Les travaux de Pierre Landreville ont été grandement cités au cours de la dernière décennie[10], principalement par des auteurs qui travaillent sur la prison et les tribunaux (respectivement 44 et 27 % de ces citations). Tout comme pour Le Blanc, il est cité pour différents types de travaux et plus du tiers de ses citations portent sur d’autres types de documents que des articles ou des livres, notamment des rapports de recherche sur le système pénal. Contrairement à plusieurs des auteurs les plus influents, il est cité autant par les recherches quantitatives que qualitatives et une importante portion de ses citations (63 %) proviennent de textes non empiriques.

Finalement, les travaux de Jean-Paul Brodeur sont plus fréquemment cités dans les articles sur la police et les tribunaux (respectivement 50 et 31 % de ses citations), mais la distribution des citations est assez similaire à celle des autres auteurs : on n’observe pas de période, de type d’article ou d’auteur qui le citent davantage. La grande contribution de Jean-Paul Brodeur à la criminologie et à la revue a d’ailleurs été soulignée dans le cadre d’un numéro spécial en 2011[11].

On trouve dans le palmarès trois Européens, soit Michel Foucault (France), Philippe Robert (France) et Christian Debuyst (Belgique), qui ont su se créer une place importante dans les influences intellectuelles de la revue Criminologie. L’auteur qui est cité par le plus grand nombre d’auteurs différents (n = 42) et d’articles (n = 45) est Michel Foucault. Bien que Surveiller et Punir soit de loin sa publication qui obtient le plus de citations (n = 26), l’ouvrage ne compte que pour un peu plus du tiers de ses citations. Le même constat s’impose pour tous les auteurs influents, ils peuvent être considérés comme « polyvalents », selon la terminologie de Cohn et Farrington (2012), puisqu’ils sont cités pour différents documents et, comme en témoigne le tableau précédent, ils le sont généralement dans différents champs de recherche. Les trois auteurs européens sont des auteurs qui ont su particulièrement retenir l’attention des auteurs non canadiens (plus de 40 % de leurs citations, soit le double des autres auteurs). Ils sont plus fréquemment cités dans des articles non empiriques (70 % et plus de leurs citations) et Debuyst et Foucault sont particulièrement peu cités dans les articles quantitatifs. Les travaux de Christian Debuyst sont plus fréquemment cités par les auteurs travaillant sur l’intervention ou le processus de criminalisation primaire (respectivement 44 et 29 % de ses citations). Il est l’auteur cité ayant la plus forte fréquence puisque les 52 citations proviennent de seulement 10 auteurs.

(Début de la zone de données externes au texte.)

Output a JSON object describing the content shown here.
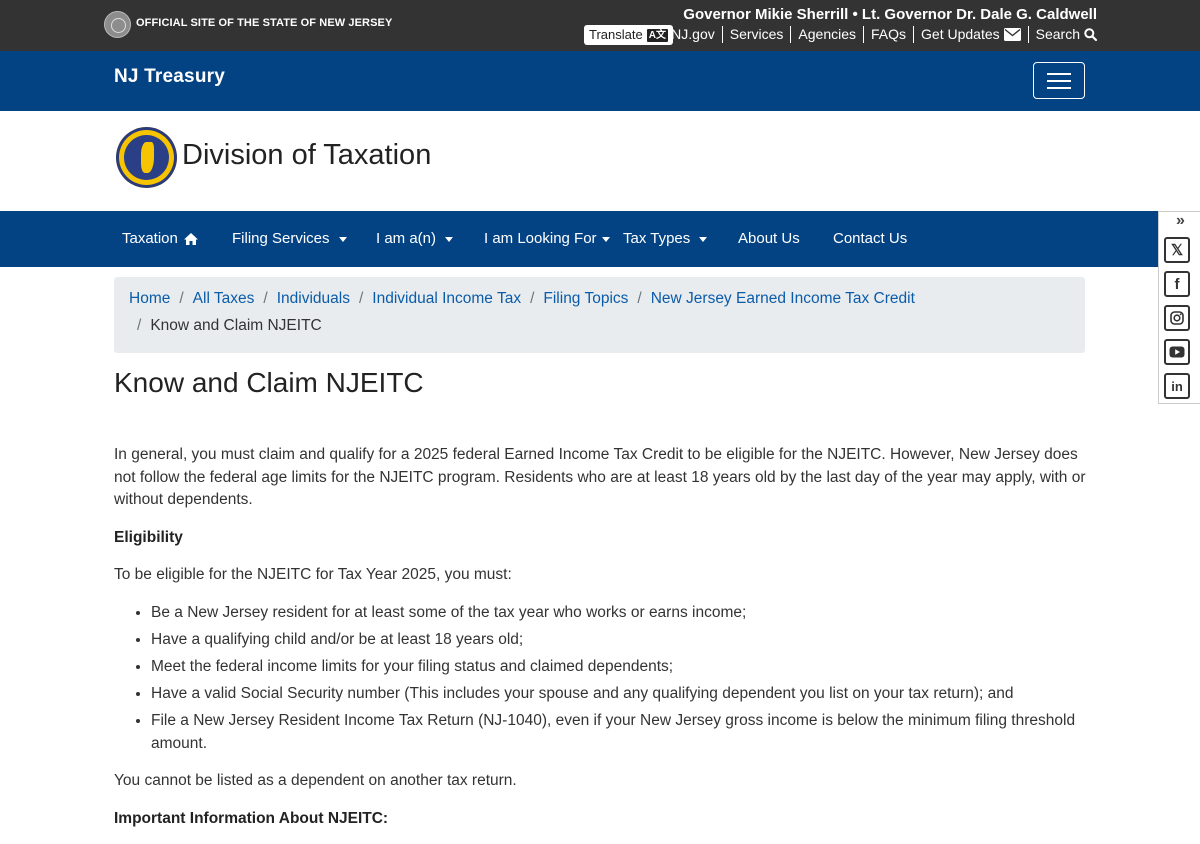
{
  "topbar": {
    "official": "OFFICIAL SITE OF THE STATE OF NEW JERSEY",
    "governor": "Governor Mikie Sherrill • Lt. Governor Dr. Dale G. Caldwell",
    "translate": "Translate",
    "links": [
      "NJ.gov",
      "Services",
      "Agencies",
      "FAQs",
      "Get Updates",
      "Search"
    ]
  },
  "treasury": {
    "title": "NJ Treasury"
  },
  "brand": {
    "title": "Division of Taxation"
  },
  "nav": {
    "items": [
      "Taxation",
      "Filing Services",
      "I am a(n)",
      "I am Looking For",
      "Tax Types",
      "About Us",
      "Contact Us"
    ]
  },
  "breadcrumb": {
    "items": [
      "Home",
      "All Taxes",
      "Individuals",
      "Individual Income Tax",
      "Filing Topics",
      "New Jersey Earned Income Tax Credit"
    ],
    "current": "Know and Claim NJEITC",
    "separator": "/"
  },
  "page": {
    "title": "Know and Claim NJEITC",
    "intro": "In general, you must claim and qualify for a 2025 federal Earned Income Tax Credit to be eligible for the NJEITC. However, New Jersey does not follow the federal age limits for the NJEITC program. Residents who are at least 18 years old by the last day of the year may apply, with or without dependents.",
    "eligibility_heading": "Eligibility",
    "eligibility_lead": "To be eligible for the NJEITC for Tax Year 2025, you must:",
    "requirements": [
      "Be a New Jersey resident for at least some of the tax year who works or earns income;",
      "Have a qualifying child and/or be at least 18 years old;",
      "Meet the federal income limits for your filing status and claimed dependents;",
      "Have a valid Social Security number (This includes your spouse and any qualifying dependent you list on your tax return); and",
      "File a New Jersey Resident Income Tax Return (NJ-1040), even if your New Jersey gross income is below the minimum filing threshold amount."
    ],
    "dependent_note": "You cannot be listed as a dependent on another tax return.",
    "important_heading": "Important Information About NJEITC:"
  },
  "icons": {
    "home": "home-icon",
    "envelope": "envelope-icon",
    "search": "search-icon",
    "translate": "translate-icon",
    "menu": "hamburger-menu-icon",
    "social": [
      "x-twitter-icon",
      "facebook-icon",
      "instagram-icon",
      "youtube-icon",
      "linkedin-icon"
    ]
  },
  "colors": {
    "topbar": "#333333",
    "brand_blue": "#034384",
    "link": "#0b5ca8",
    "breadcrumb_bg": "#e9ecef"
  }
}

Il obtient donc une moyenne de cinq citations par auteur alors que les autres auteurs influents ont des moyennes plus proches de deux citations par auteur (voir Cohn et Farrington [2012] pour une distinction entre fréquence et prévalence). Les travaux de Foucault et Robert sont mobilisés dans plusieurs des thématiques, ce qui peut témoigner d’une part de la polyvalence de leurs recherches, mais surtout, on l’imagine, de leur capacité à présenter des conclusions qui sont mobilisables dans plusieurs thématiques relativement différentes.

Seuls deux criminologues anglophones font partie du Tableau 1, soit David Farrington et Richard V. Ericson. Les travaux de Farrington sont cités dans un contexte similaire à ceux de Le Blanc : des études quantitatives portant sur les criminels ou les jeunes (70 % de ses citations, respectivement 38 et 32 %), mais ils rejoignent davantage les auteurs non canadiens (21 % de ses citations comparativement à 13 % pour Le Blanc). Ericson est majoritairement cité pour ses livres (94 % de ses citations) sur la police et les tribunaux (56 % de ses citations, respectivement 39 et 17 %). Il reçoit une part importante de ses citations entre 1986 et 1995.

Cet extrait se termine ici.